Economic integration needs full ministry

THE government seems to be having enormous challenges regarding the issue of integrating economic policy between its different ministries.

The Ministry of Trade, Industry, Co-operatives and Marketing is for instance leading trade negotiations at World Trade Organisation and other bilateral levels.

On the other hand the Ministry of Finance and Development Planning is the focal point for the country on economic issues within Sadc.

The Ministry of Foreign Affairs is also somehow involved in negotiating trade matters at bilateral and multilateral levels with foreign governments.

In my opinion there is a serious overlapping of responsibilities by these three different ministries.

Because we do not have a ministry specifically dealing with economic integration we have diplomats trying to negotiate trade deals during their various foreign assignments.

But are these diplomats well equipped to negotiate trade deals at any level?

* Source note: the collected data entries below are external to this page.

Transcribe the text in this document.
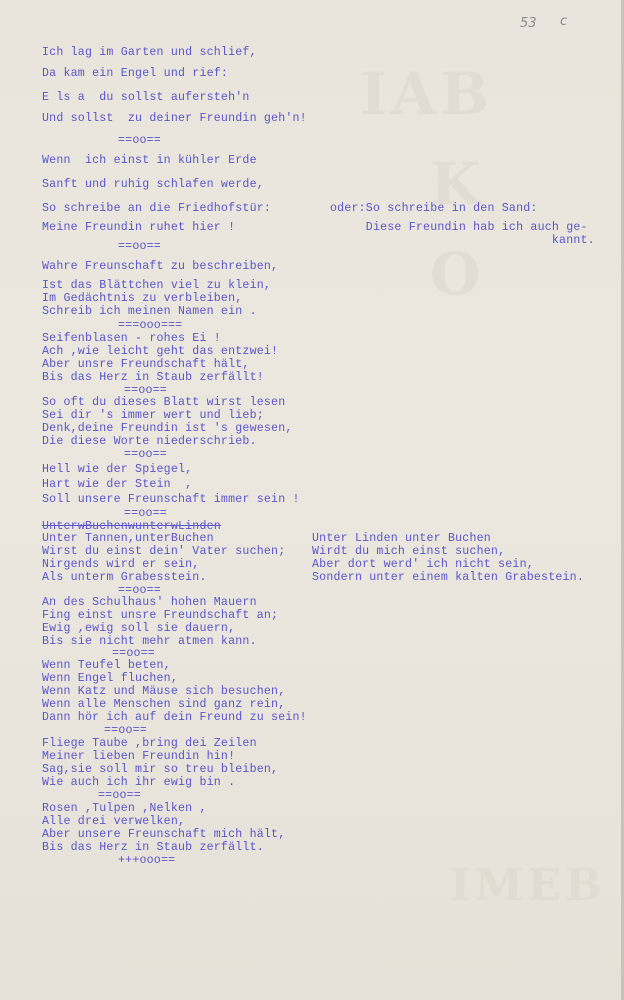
IAB
K
O
IMEB
53 c
Ich lag im Garten und schlief,
Da kam ein Engel und rief:
E ls a  du sollst aufersteh'n
Und sollst  zu deiner Freundin geh'n!
==oo==
Wenn  ich einst in kühler Erde
Sanft und ruhig schlafen werde,
So schreibe an die Friedhofstür:
Meine Freundin ruhet hier !
==oo==
oder:So schreibe in den Sand:
Diese Freundin hab ich auch ge-
kannt.
Wahre Freunschaft zu beschreiben,
Ist das Blättchen viel zu klein,
Im Gedächtnis zu verbleiben,
Schreib ich meinen Namen ein .
===ooo===
Seifenblasen - rohes Ei !
Ach ,wie leicht geht das entzwei!
Aber unsre Freundschaft hält,
Bis das Herz in Staub zerfällt!
==oo==
So oft du dieses Blatt wirst lesen
Sei dir 's immer wert und lieb;
Denk,deine Freundin ist 's gewesen,
Die diese Worte niederschrieb.
==oo==
Hell wie der Spiegel,
Hart wie der Stein  ,
Soll unsere Freunschaft immer sein !
==oo==
UnterwBuchenwunterwLinden
Unter Tannen,unterBuchen
Wirst du einst dein' Vater suchen;
Nirgends wird er sein,
Als unterm Grabesstein.
==oo==
Unter Linden unter Buchen
Wirdt du mich einst suchen,
Aber dort werd' ich nicht sein,
Sondern unter einem kalten Grabestein.
An des Schulhaus' hohen Mauern
Fing einst unsre Freundschaft an;
Ewig ,ewig soll sie dauern,
Bis sie nicht mehr atmen kann.
==oo==
Wenn Teufel beten,
Wenn Engel fluchen,
Wenn Katz und Mäuse sich besuchen,
Wenn alle Menschen sind ganz rein,
Dann hör ich auf dein Freund zu sein!
==oo==
Fliege Taube ,bring dei Zeilen
Meiner lieben Freundin hin!
Sag,sie soll mir so treu bleiben,
Wie auch ich ihr ewig bin .
==oo==
Rosen ,Tulpen ,Nelken ,
Alle drei verwelken,
Aber unsere Freunschaft mich hält,
Bis das Herz in Staub zerfällt.
+++ooo==
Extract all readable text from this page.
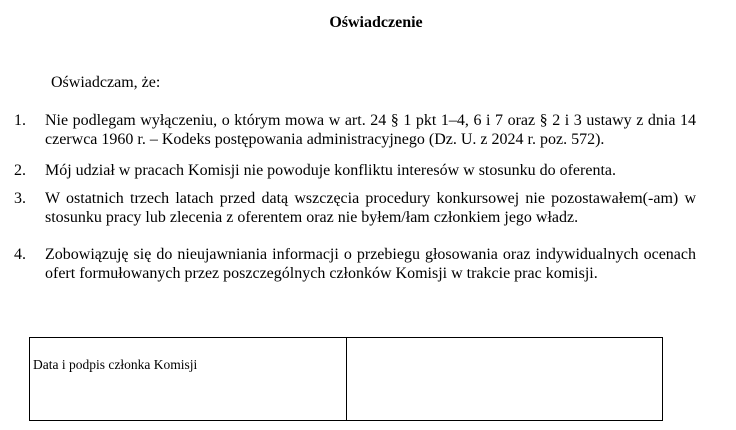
Oświadczenie
Oświadczam, że:
1.	Nie podlegam wyłączeniu, o którym mowa w art. 24 § 1 pkt 1–4, 6 i 7 oraz § 2 i 3 ustawy z dnia 14 czerwca 1960 r. – Kodeks postępowania administracyjnego (Dz. U. z 2024 r. poz. 572).
2.	Mój udział w pracach Komisji nie powoduje konfliktu interesów w stosunku do oferenta.
3.	W ostatnich trzech latach przed datą wszczęcia procedury konkursowej nie pozostawałem(-am) w stosunku pracy lub zlecenia z oferentem oraz nie byłem/łam członkiem jego władz.
4.	Zobowiązuję się do nieujawniania informacji o przebiegu głosowania oraz indywidualnych ocenach ofert formułowanych przez poszczególnych członków Komisji w trakcie prac komisji.
Data i podpis członka Komisji
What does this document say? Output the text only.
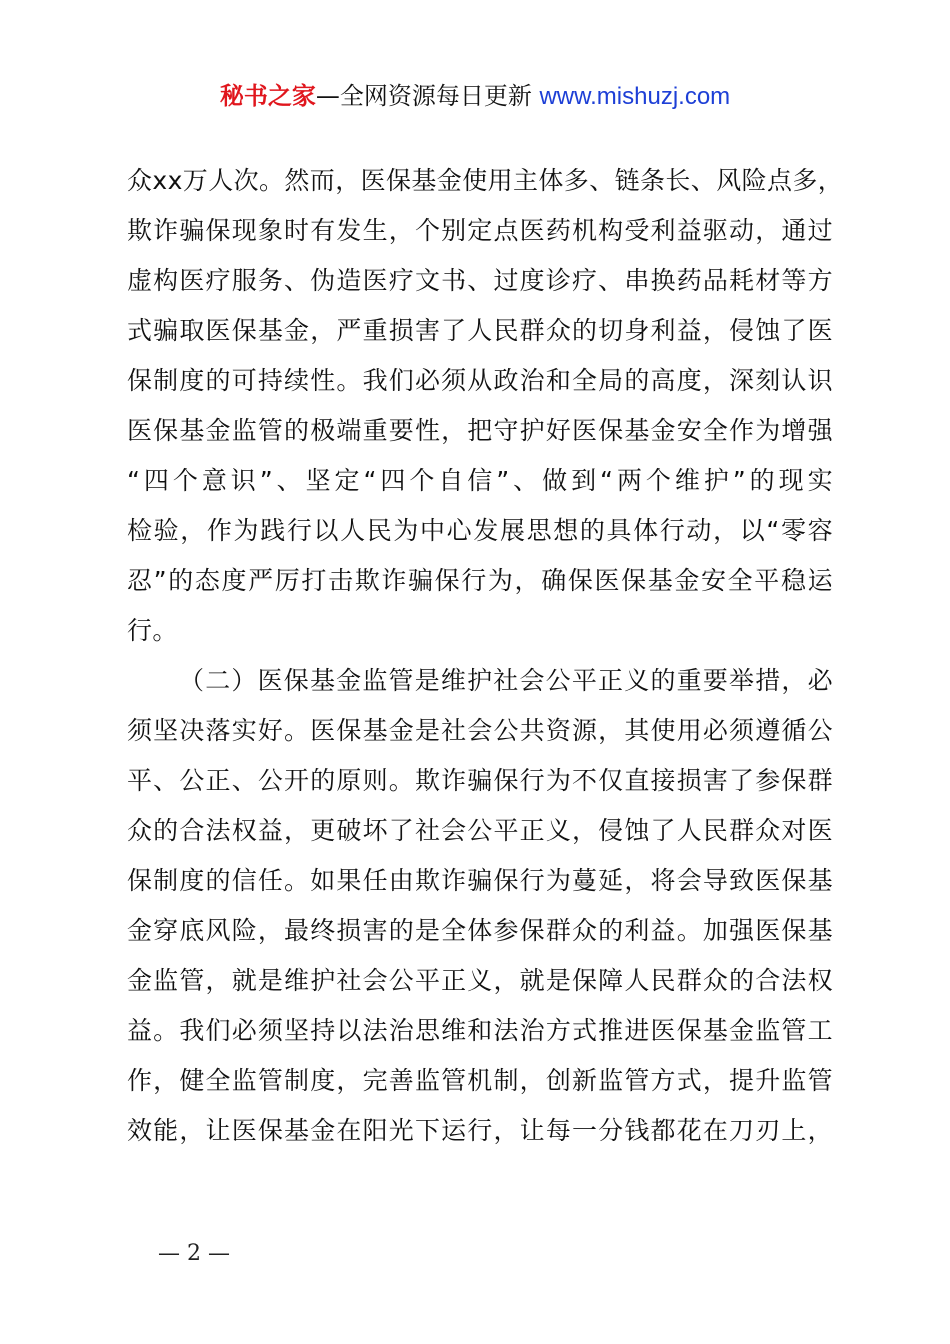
秘书之家—全网资源每日更新 www.mishuzj.com
众xx万人次。然而，医保基金使用主体多、链条长、风险点多，
欺诈骗保现象时有发生，个别定点医药机构受利益驱动，通过
虚构医疗服务、伪造医疗文书、过度诊疗、串换药品耗材等方
式骗取医保基金，严重损害了人民群众的切身利益，侵蚀了医
保制度的可持续性。我们必须从政治和全局的高度，深刻认识
医保基金监管的极端重要性，把守护好医保基金安全作为增强
“四个意识”、坚定“四个自信”、做到“两个维护”的现实
检验，作为践行以人民为中心发展思想的具体行动，以“零容
忍”的态度严厉打击欺诈骗保行为，确保医保基金安全平稳运
行。
（二）医保基金监管是维护社会公平正义的重要举措，必
须坚决落实好。医保基金是社会公共资源，其使用必须遵循公
平、公正、公开的原则。欺诈骗保行为不仅直接损害了参保群
众的合法权益，更破坏了社会公平正义，侵蚀了人民群众对医
保制度的信任。如果任由欺诈骗保行为蔓延，将会导致医保基
金穿底风险，最终损害的是全体参保群众的利益。加强医保基
金监管，就是维护社会公平正义，就是保障人民群众的合法权
益。我们必须坚持以法治思维和法治方式推进医保基金监管工
作，健全监管制度，完善监管机制，创新监管方式，提升监管
效能，让医保基金在阳光下运行，让每一分钱都花在刀刃上，
— 2 —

We all know that trade matters often involve legal and technical jargon which requires people who are either experienced or are experts in the fields.

These skills are not necessarily required of people who are sent on diplomatic missions.

In certain circumstances we have diplomats who are sent to their different assignments merely because they are sons and daughters of government ministers or are loyal members of the ruling party.

They come from all walks of life with most of them being former teachers.

As a result Lesotho has in the past signed agreements and treaties without conducting scientific research to assess the possible impact of such pacts.

Lesotho has made irreversible commitments to the WTO and is working with its neighbours to complete the Economic Partnership Agreements (EPAs) with the European Union.

We certainly need a new ministry of economic integration to deal with these matters.

The first thing that the country needs to do is to assess the relevance of current ministries.

Ministries such as defence should get lesser funds to reduce the burden on the fiscus with more funds being allocated to the new ministry.

The Ministry of Defence has been allocated about five percent of the national budget and this has been constant since the days of military rule.

The proposed new ministry should champion the implementation of agreements, protocols and other national commitments.

The government could also seriously consider abolishing the position of assistant minister and allocate the resources to the new ministry.

The position of assistant minister is a waste of national resources in a country such as ours.

Besides, these assistant ministers appear to be operating with no clear terms of reference.

The third alternative would be to reduce the number of ministries that appear to be doing similar tasks.

I insist there is no point in separating the agriculture and forestry ministries.

The forestry ministry’s primary task appears to be to plant trees.

The new ministry could ensure consistency and avoid duplication of efforts between different government ministries.

It could also serve as a gateway for all stakeholders to engage the government on matters of economic integration.

This will also stem the current confusion where government ministries tend to pronounce different positions on economic integration matters.

For example, during the EPA negotiations the two ministries of finance and trade held on to diametric positions.

The finance ministry argued the agreement would result in a decline in revenue whereas the trade ministry wanted to sign the agreement believing it would bring substantial benefits to Lesotho.

The trade ministry also argued that the deal would attract investors in the textile and garments industries in order to export to the EU.

Economic integration is about empowering local businesses and consumers through benefits coming from the opportunities offered by the removal of trade barriers.

The government also needs to have a clear policy on how both the private sector and consumers will be engaged in economic integration negotiations.

The country currently depends heavily on international funding but sooner rather than later donor fatigue will set in resulting in limited resources for Lesotho.

Lesotho should however invest in developing its human resource base to have experts who will champion the country’s interests.

We have relied on outsourcing services to foreigners which is very expensive.

The cost of bringing an international trade expert for a single matter out-weighs the cost of training three locals to become specialists in the field.

The benefit of training locals is that they will be used for the foreseeable future while outsourcing is a short-term solution.